Enfin il atteignit l’endroit. Il vit une grande caverne béante, et, devant la caverne, une femme plus haute que les sapins, qui berçait dans ses bras un nourrisson grand comme un homme fait.
La femme battit l’enfant ; il cria plus fort. Elle l’embrassa ; les cris continuèrent. Alors, à bout d’arguments, elle murmura d’une voix câline, en patois scandinave :
« Calme-toi, mon petit ! Ce soir, ton père Finn t’apportera le soleil et la lune, ou les deux yeux de saint Laurent ! »
Ton père Finn ! Le saint n’écouta pas la suite ; mais il se prosterna dans la poussière, bénissant l’être mystérieux qui l’avait si bien conseillé.
Quand il rentra dans Lund, l’église était achevée, les deux tours surmontées de leurs flèches, et le dôme de sa croix dorée.
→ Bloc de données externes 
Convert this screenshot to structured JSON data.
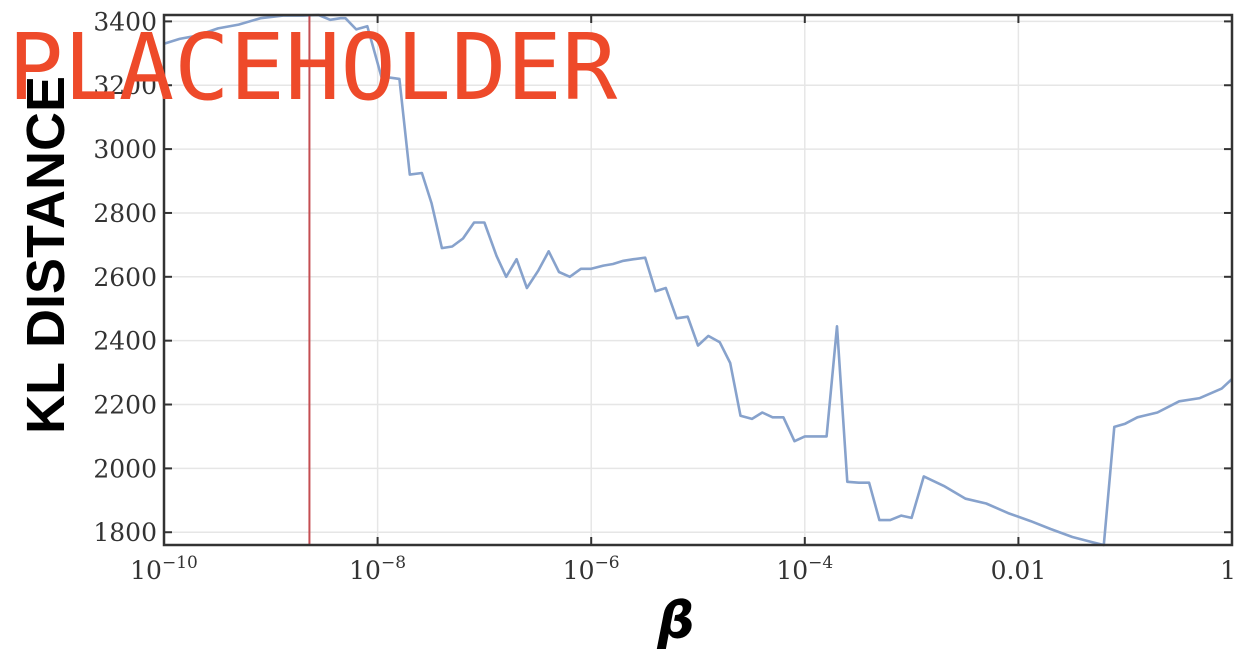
{
  "chart_data": {
    "type": "line",
    "title": "",
    "xlabel": "β",
    "ylabel": "KL DISTANCE",
    "xscale": "log",
    "xlim": [
      1e-10,
      1
    ],
    "ylim": [
      1760,
      3420
    ],
    "grid": true,
    "x_ticks": [
      {
        "value": 1e-10,
        "base": "10",
        "exp": "−10"
      },
      {
        "value": 1e-08,
        "base": "10",
        "exp": "−8"
      },
      {
        "value": 1e-06,
        "base": "10",
        "exp": "−6"
      },
      {
        "value": 0.0001,
        "base": "10",
        "exp": "−4"
      },
      {
        "value": 0.01,
        "base": "0.01",
        "exp": ""
      },
      {
        "value": 1,
        "base": "1",
        "exp": ""
      }
    ],
    "y_ticks": [
      1800,
      2000,
      2200,
      2400,
      2600,
      2800,
      3000,
      3200,
      3400
    ],
    "y_tick_labels": [
      "1800",
      "2000",
      "2200",
      "2400",
      "2600",
      "2800",
      "3000",
      "3200",
      "3400"
    ],
    "vline": {
      "x": 2.3e-09,
      "color": "#c44e52"
    },
    "series": [
      {
        "color": "#87a2cc",
        "x": [
          1e-10,
          1.4e-10,
          2e-10,
          3.2e-10,
          5e-10,
          8e-10,
          1.3e-09,
          2e-09,
          2.8e-09,
          3.6e-09,
          4.5e-09,
          5e-09,
          6.3e-09,
          8e-09,
          1.1e-08,
          1.25e-08,
          1.6e-08,
          2e-08,
          2.6e-08,
          3.2e-08,
          4e-08,
          5e-08,
          6.3e-08,
          8e-08,
          1e-07,
          1.3e-07,
          1.6e-07,
          2e-07,
          2.5e-07,
          3.2e-07,
          4e-07,
          5e-07,
          6.3e-07,
          8e-07,
          1e-06,
          1.3e-06,
          1.6e-06,
          2e-06,
          2.5e-06,
          3.2e-06,
          4e-06,
          5e-06,
          6.3e-06,
          8e-06,
          1e-05,
          1.25e-05,
          1.6e-05,
          2e-05,
          2.5e-05,
          3.2e-05,
          4e-05,
          5e-05,
          6.3e-05,
          8e-05,
          0.0001,
          0.00013,
          0.00016,
          0.0002,
          0.00025,
          0.00032,
          0.0004,
          0.0005,
          0.00063,
          0.0008,
          0.001,
          0.0013,
          0.002,
          0.0032,
          0.005,
          0.008,
          0.013,
          0.02,
          0.032,
          0.05,
          0.063,
          0.079,
          0.1,
          0.13,
          0.2,
          0.32,
          0.5,
          0.8,
          1
        ],
        "y": [
          3330,
          3345,
          3355,
          3378,
          3390,
          3410,
          3418,
          3418,
          3420,
          3405,
          3410,
          3410,
          3375,
          3385,
          3220,
          3225,
          3220,
          2920,
          2925,
          2830,
          2690,
          2695,
          2720,
          2770,
          2770,
          2665,
          2600,
          2655,
          2565,
          2620,
          2680,
          2615,
          2600,
          2625,
          2625,
          2635,
          2640,
          2650,
          2655,
          2660,
          2555,
          2565,
          2470,
          2475,
          2385,
          2415,
          2395,
          2330,
          2165,
          2155,
          2175,
          2160,
          2160,
          2085,
          2100,
          2100,
          2100,
          2445,
          1958,
          1955,
          1955,
          1838,
          1838,
          1852,
          1845,
          1975,
          1945,
          1905,
          1890,
          1860,
          1835,
          1810,
          1785,
          1768,
          1760,
          2130,
          2140,
          2160,
          2175,
          2210,
          2220,
          2250,
          2280
        ]
      }
    ]
  },
  "overlay_text": "PLACEHOLDER"
}
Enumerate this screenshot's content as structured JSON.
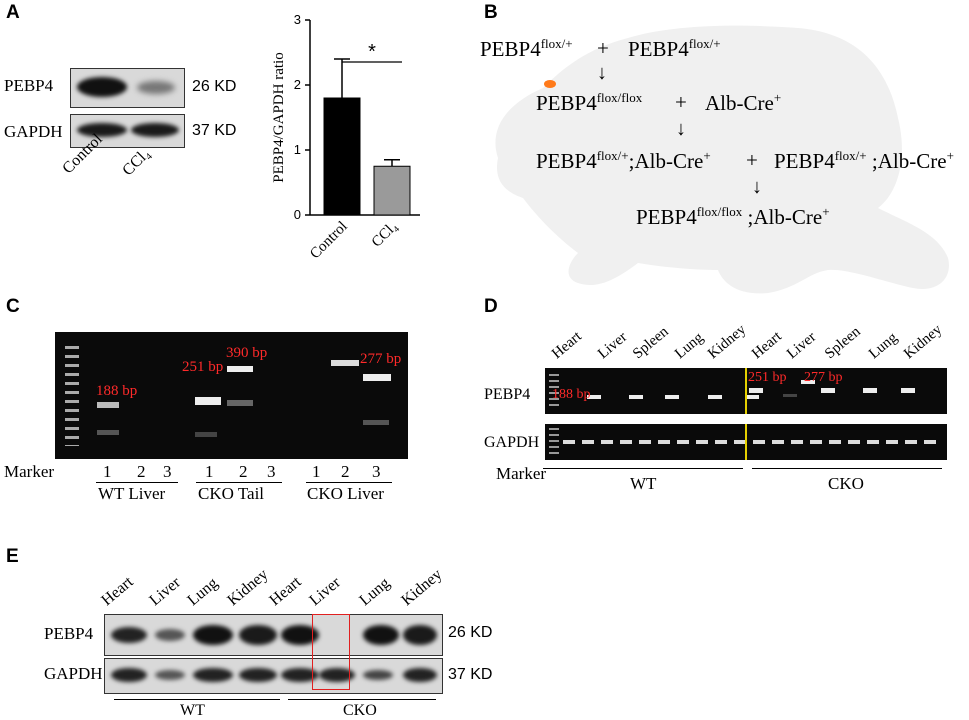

Le saint resta d’abord en extase devant cette œuvre surnaturelle, au milieu de la foule qui l’acclamait comme l’unique auteur. Puis, fidèle à sa promesse, il se rendit au bord de la mer, sur la falaise à pic. Le géant l’attendait, assis sur le sable. Il se redressa aussitôt. Ses yeux lancèrent des flammes sous ses épais sourcils. Il souriait avec une expression féroce.
« Eh bien, es-tu satisfait de mon travail ?
- Je suis si satisfait, bon géant, que je ne sais comment te remercier.
- Oh ! Tes remerciements, je n’y tiens guère ; je ne suis pas très cérémonieux. Mais tu as bien autre chose à m’offrir ?
- Ecoute, mon grand ami, j’avais d’abord songé à t’offrir le soleil et la lune ; mais ils n’ont pas voulu venir ensemble. Ils ont répondu qu’il faudrait attendre la prochaine éclipse. »
Le géant tendit alors sa vaste main.
« Pourquoi tends-tu la main, bon géant ?
- C’est pour avoir tes deux yeux bleus, mon bon saint Laurent.
- Oh ! Mon ami, tu n’es pas si méchant que cela ! Tu veux rire !
- Je ne ris pas du tout. Allons, n’abuse pas de ma patience !
- Calme-toi ! répondit l’homme de Dieu ; tu vas avoir ce que t’ai promis. Adieu, seigneur Finn ! »
Le géant levait déjà ses deux bras pour saisir le saint. Mais quand il entendit le dernier mot, il chancela, se renversa en arrière et tomba dans la mer Baltique. Depuis on ne l’a jamais, ni lui, ni sa hideuse famille.